Recording emerges of Jonty Bravery talking about throwing someone from building
Jonty Bravery
A probe into Hammersmith and Fulham council’s care of the man with autism who pushed a six-year-old boy from Tate Modern leaving him with horrific injuries, has got underway.
The West London council was legally responsible for 18-year-old Jonty Bravery who will be sentenced later this month (17 February) after admitting attempted murder.
He threw the boy from a tenth floor viewing gallery in August. The boy plunged five stories and suffered horrific injuries and spent several weeks in hospital in the UK.
The child is still unable to walk and is still getting hospital treatment back home in France after suffering serious injuries. He faces a long spell of rehabilitation.

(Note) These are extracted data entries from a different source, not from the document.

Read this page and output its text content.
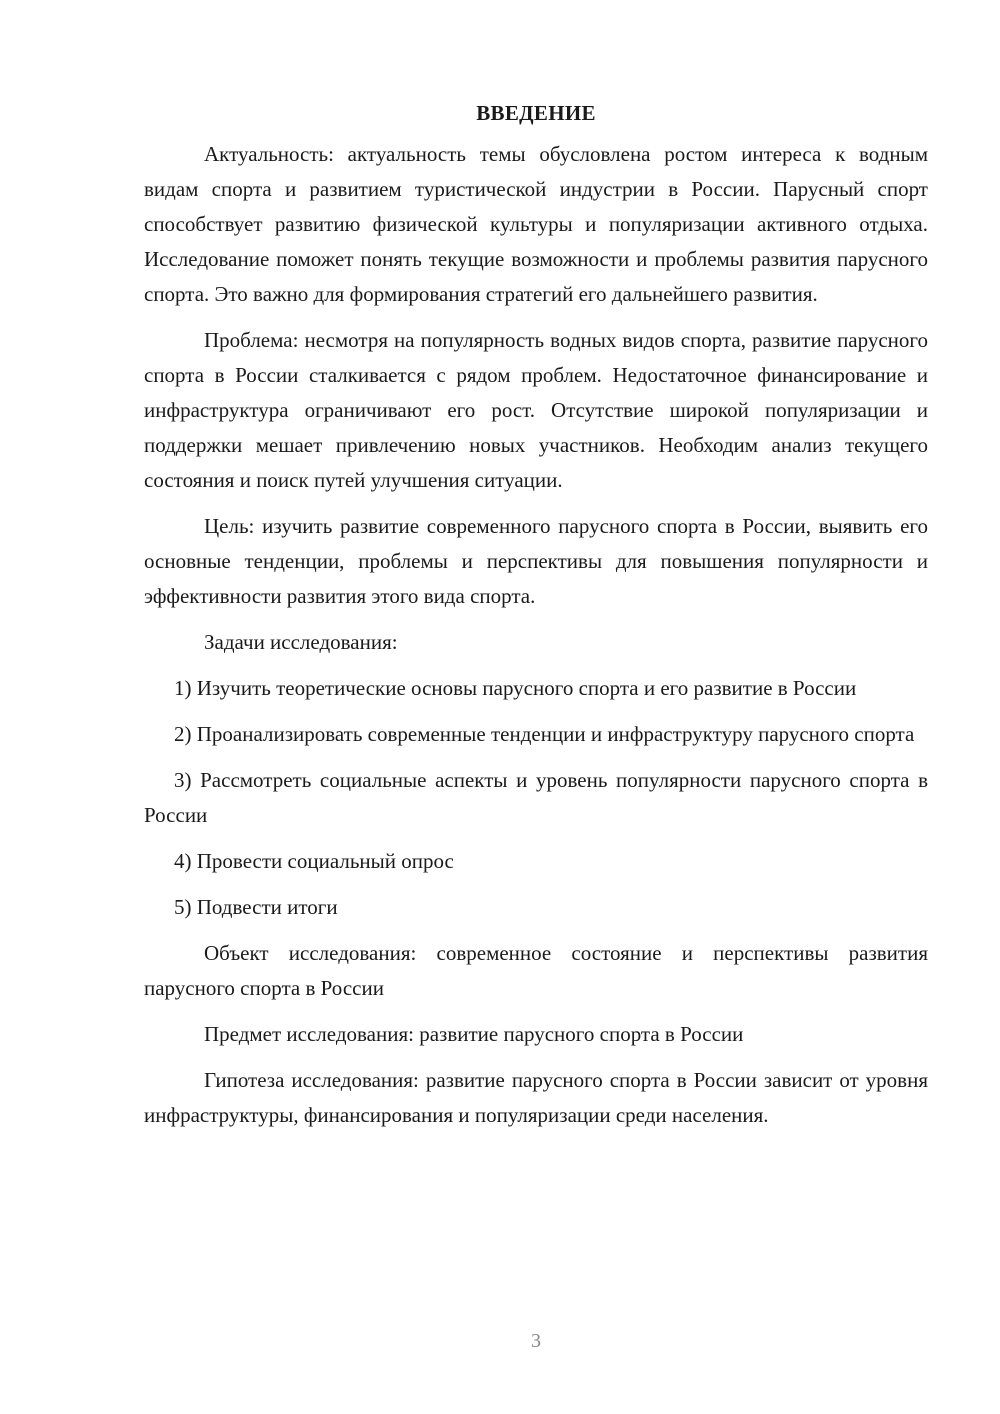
ВВЕДЕНИЕ

Актуальность: актуальность темы обусловлена ростом интереса к водным видам спорта и развитием туристической индустрии в России. Парусный спорт способствует развитию физической культуры и популяризации активного отдыха. Исследование поможет понять текущие возможности и проблемы развития парусного спорта. Это важно для формирования стратегий его дальнейшего развития.

Проблема: несмотря на популярность водных видов спорта, развитие парусного спорта в России сталкивается с рядом проблем. Недостаточное финансирование и инфраструктура ограничивают его рост. Отсутствие широкой популяризации и поддержки мешает привлечению новых участников. Необходим анализ текущего состояния и поиск путей улучшения ситуации.

Цель: изучить развитие современного парусного спорта в России, выявить его основные тенденции, проблемы и перспективы для повышения популярности и эффективности развития этого вида спорта.

Задачи исследования:

1) Изучить теоретические основы парусного спорта и его развитие в России

2) Проанализировать современные тенденции и инфраструктуру парусного спорта

3) Рассмотреть социальные аспекты и уровень популярности парусного спорта в России

4) Провести социальный опрос

5) Подвести итоги

Объект исследования: современное состояние и перспективы развития парусного спорта в России

Предмет исследования: развитие парусного спорта в России

Гипотеза исследования: развитие парусного спорта в России зависит от уровня инфраструктуры, финансирования и популяризации среди населения.

3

It emerged that nearly a year before the horrific incident, Jonty Bravery said he was thinking about throwing someone off a building, such as the Shard, and going to prison.
A recording of him talking about his feelings has been passed to the BBC and Daily Mail. He had round-the-clock care and had been living at a flat in Northolt in Ealing.
The company providing care denies ever hearing recording.
The serious case review will publish its findings in September.
After the incident Hammersmith and Fulham council sent a report to the National Child Safeguarding Practice Review Panel.
A council spokesman said: “Our sympathies go out to the child and his family following what happened at Tate Modern. An independent serious case review is now underway. It will look at what happened and the role played by all the different agencies involved.”
As is normal with serious case reviews the local authority will not carry out the review.
Sir Stephen Bubb who wrote the report into a care scandal at the Winterbourne View care home told the Today programme on Radio 4: “This review ought to be independent.
He added: “ It needs to look at the whole history of what support there was.”